If daylight itself cannot be preserved it leads me to wonder exactly just what can be saved right now.
I’ll settle for saving my sanity and, in doing so, remind myself that you can’t save everything and everyone, not even yourself sometimes. You can just do the next right thing, whatever it is, for yourself and others, in any given moment and then keep doing so in those that follow…
Meanwhile, I will make the most of the fading warmth and light of autumn. It is still my favourite time of year in my neck of the woods. The picture above was taken on a gentle coastal walk yesterday.
Stay safe, if not saved, people!
Crowds throng La Rambla on an autumn afternoon.
Barcelona’s iconic street, and the district named for it, teems with locals enjoying the sunshine.
So, when in this part of Barcelona one does as the locals do in this place: Lick a gelato(check!); chomp on tapas (check!); buy a football scarf to wear (check!); slurp a beer(nah,don’t drink!) and sit on a bench and people watch (check! check! check! – and in my case take photos like these).
Just very cool!
Man, the Easter weather has really turned, and the yellow leaves referred to in the lyrics on the previous post are now soggy yellow leaves. Wet old day, so now feel compelled to post a link to The Kinks’s song to brighten the mood. At least will have a rain delay on leaf raking!
“Breeze blows leaves of a musty-coloured yellow
So I sweep them in my sack
Yes, yes, yes, it’s my autumn almanac
-The Kinks, ‘Autumn Almanac’
Thank you Ray Davies for reminding me that the above leaves ,and hundreds more, burying the back lawn require removal. Too lazy to bother with the sack, will probably deposit them over the fence into the park next door and let them rot there…
The song is an old fave of mine ,which dissects, but not without lowkey affection, a mundane type of English life where nothing ever seems to change. Worth checking out if you haven’t heard it.
“All at once, summer collapsed into fall” – Oscar Wilde
Easter approaches – almost on cue summer disappears speedily, and the first autumn chills arrive.

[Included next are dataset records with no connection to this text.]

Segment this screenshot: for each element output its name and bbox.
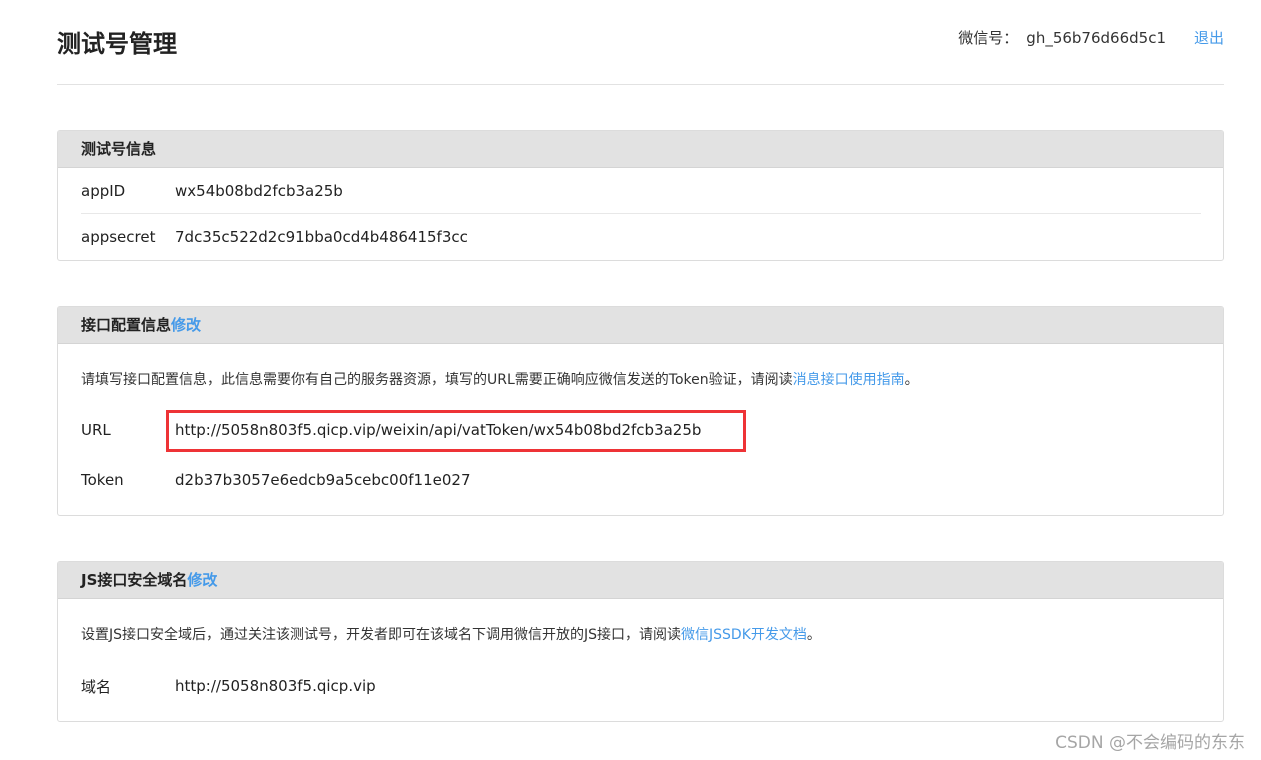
js-domain-description: 设置JS接口安全域后，通过关注该测试号，开发者即可在该域名下调用微信开放的JS接… <box>81 599 1201 645</box>
token-label: Token <box>81 471 124 489</box>
appid-label: appID <box>81 181 126 200</box>
page-header: 测试号管理 微信号： gh_56b76d66d5c1 退出 <box>57 0 1224 85</box>
description-text: 请填写接口配置信息，此信息需要你有自己的服务器资源，填写的URL需要正确响应微信… <box>81 372 793 388</box>
description-end: 。 <box>806 627 821 643</box>
url-row: URL http://5058n803f5.qicp.vip/weixin/ap… <box>81 410 1201 450</box>
logout-link[interactable]: 退出 <box>1194 27 1224 49</box>
page-title: 测试号管理 <box>57 30 177 58</box>
edit-js-domain-link[interactable]: 修改 <box>187 571 217 589</box>
appid-row: appID wx54b08bd2fcb3a25b <box>81 168 1201 213</box>
js-domain-panel: JS接口安全域名修改 设置JS接口安全域后，通过关注该测试号，开发者即可在该域名… <box>57 561 1224 722</box>
domain-value: http://5058n803f5.qicp.vip <box>175 677 376 695</box>
domain-label: 域名 <box>81 677 112 696</box>
message-api-guide-link[interactable]: 消息接口使用指南 <box>793 372 905 388</box>
appid-value: wx54b08bd2fcb3a25b <box>175 181 343 200</box>
api-config-panel: 接口配置信息修改 请填写接口配置信息，此信息需要你有自己的服务器资源，填写的UR… <box>57 306 1224 516</box>
domain-row: 域名 http://5058n803f5.qicp.vip <box>81 666 1201 706</box>
panel-body: 请填写接口配置信息，此信息需要你有自己的服务器资源，填写的URL需要正确响应微信… <box>58 344 1223 500</box>
panel-header: JS接口安全域名修改 <box>58 562 1223 599</box>
csdn-watermark: CSDN @不会编码的东东 <box>1055 733 1245 753</box>
account-label: 微信号： <box>958 29 1019 47</box>
appsecret-value: 7dc35c522d2c91bba0cd4b486415f3cc <box>175 228 468 246</box>
panel-body: 设置JS接口安全域后，通过关注该测试号，开发者即可在该域名下调用微信开放的JS接… <box>58 599 1223 706</box>
test-account-panel: 测试号信息 appID wx54b08bd2fcb3a25b appsecret… <box>57 130 1224 261</box>
description-end: 。 <box>904 372 919 388</box>
panel-title: 测试号信息 <box>58 131 1223 168</box>
token-row: Token d2b37b3057e6edcb9a5cebc00f11e027 <box>81 460 1201 500</box>
account-value: gh_56b76d66d5c1 <box>1026 29 1166 47</box>
appsecret-row: appsecret 7dc35c522d2c91bba0cd4b486415f3… <box>81 214 1201 260</box>
url-label: URL <box>81 421 111 439</box>
description-text: 设置JS接口安全域后，通过关注该测试号，开发者即可在该域名下调用微信开放的JS接… <box>81 627 682 643</box>
url-value: http://5058n803f5.qicp.vip/weixin/api/va… <box>175 421 702 439</box>
jssdk-doc-link[interactable]: 微信JSSDK开发文档 <box>681 627 807 643</box>
appsecret-label: appsecret <box>81 228 156 246</box>
page: 测试号管理 微信号： gh_56b76d66d5c1 退出 测试号信息 appI… <box>0 0 1261 760</box>
panel-body: appID wx54b08bd2fcb3a25b appsecret 7dc35… <box>58 168 1223 260</box>
panel-title: 接口配置信息 <box>81 316 172 334</box>
api-config-description: 请填写接口配置信息，此信息需要你有自己的服务器资源，填写的URL需要正确响应微信… <box>81 344 1201 390</box>
token-value: d2b37b3057e6edcb9a5cebc00f11e027 <box>175 471 471 489</box>
panel-header: 接口配置信息修改 <box>58 307 1223 344</box>
edit-api-config-link[interactable]: 修改 <box>171 316 201 334</box>
panel-title: JS接口安全域名 <box>81 571 188 589</box>
account-info: 微信号： gh_56b76d66d5c1 退出 <box>958 27 1224 49</box>
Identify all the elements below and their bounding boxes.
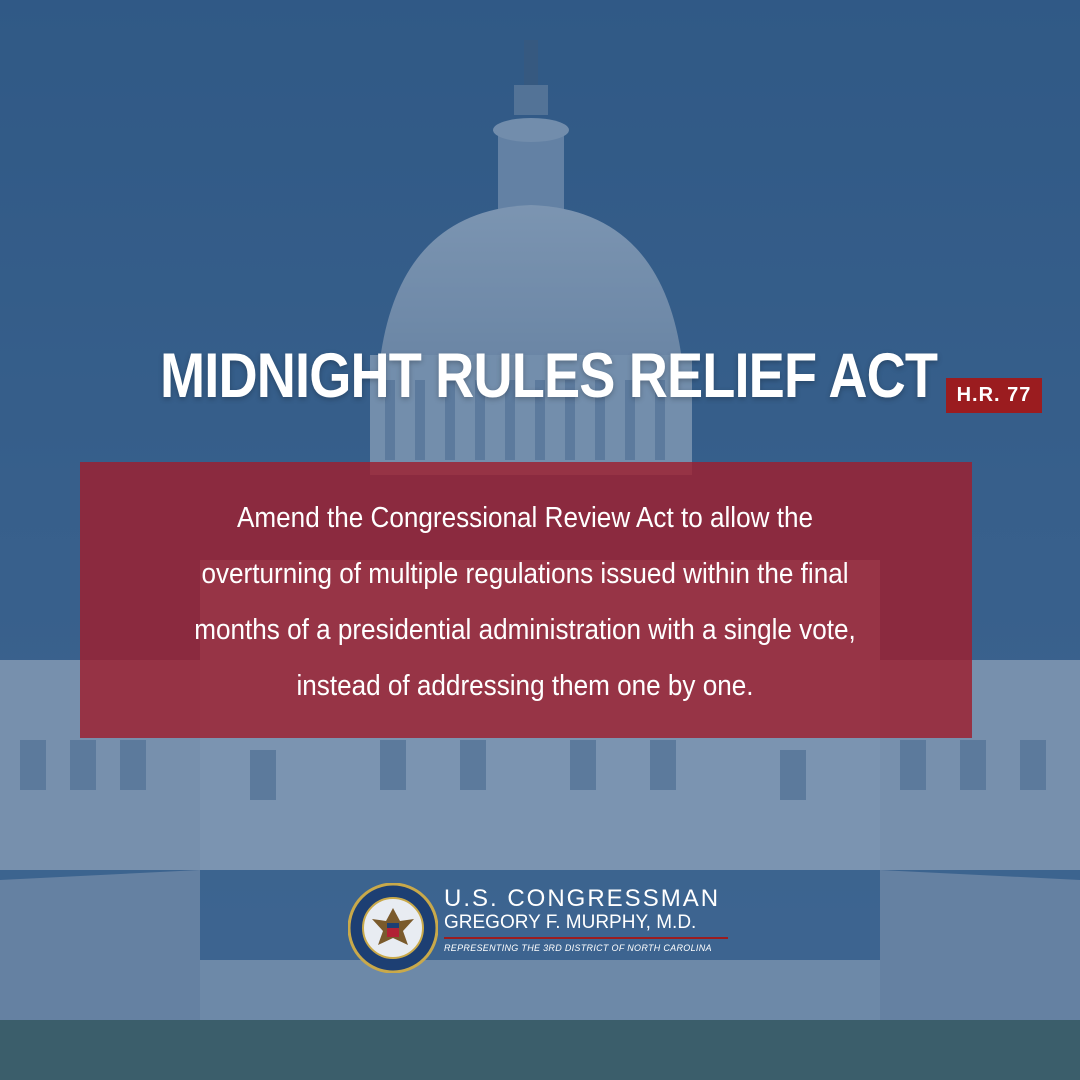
representative-name: GREGORY F. MURPHY, M.D. (444, 912, 728, 939)
description-panel: Amend the Congressional Review Act to al… (80, 462, 972, 738)
office-title: U.S. CONGRESSMAN (444, 885, 721, 912)
representative-signature: U.S. CONGRESSMAN GREGORY F. MURPHY, M.D.… (444, 886, 744, 953)
district-line: REPRESENTING THE 3RD DISTRICT OF NORTH C… (444, 943, 712, 953)
bill-number-badge: H.R. 77 (946, 378, 1042, 413)
bill-title: MIDNIGHT RULES RELIEF ACT (160, 341, 938, 411)
social-graphic: MIDNIGHT RULES RELIEF ACT H.R. 77 Amend … (0, 0, 1080, 1080)
house-seal-icon (348, 883, 438, 973)
bill-description: Amend the Congressional Review Act to al… (194, 502, 856, 702)
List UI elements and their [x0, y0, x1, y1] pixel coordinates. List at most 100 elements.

Leaves start to fall; beautiful golden, reddish debris will soon cover the ground.
In the Southern Hemisphere ,Easter sits seemingly opposed to the new season, with its imagery of eggs ,new life and rebirth more redolent of spring.
But not really, as for every birth there needs to be the death of something ; there is no beginning without a prior ending….I know myself what it is like to have collapsed, fallen and then started afresh in life.
(PS: Grateful for the end of humidity, hot sleep-disturbed nights and mosquitoes!)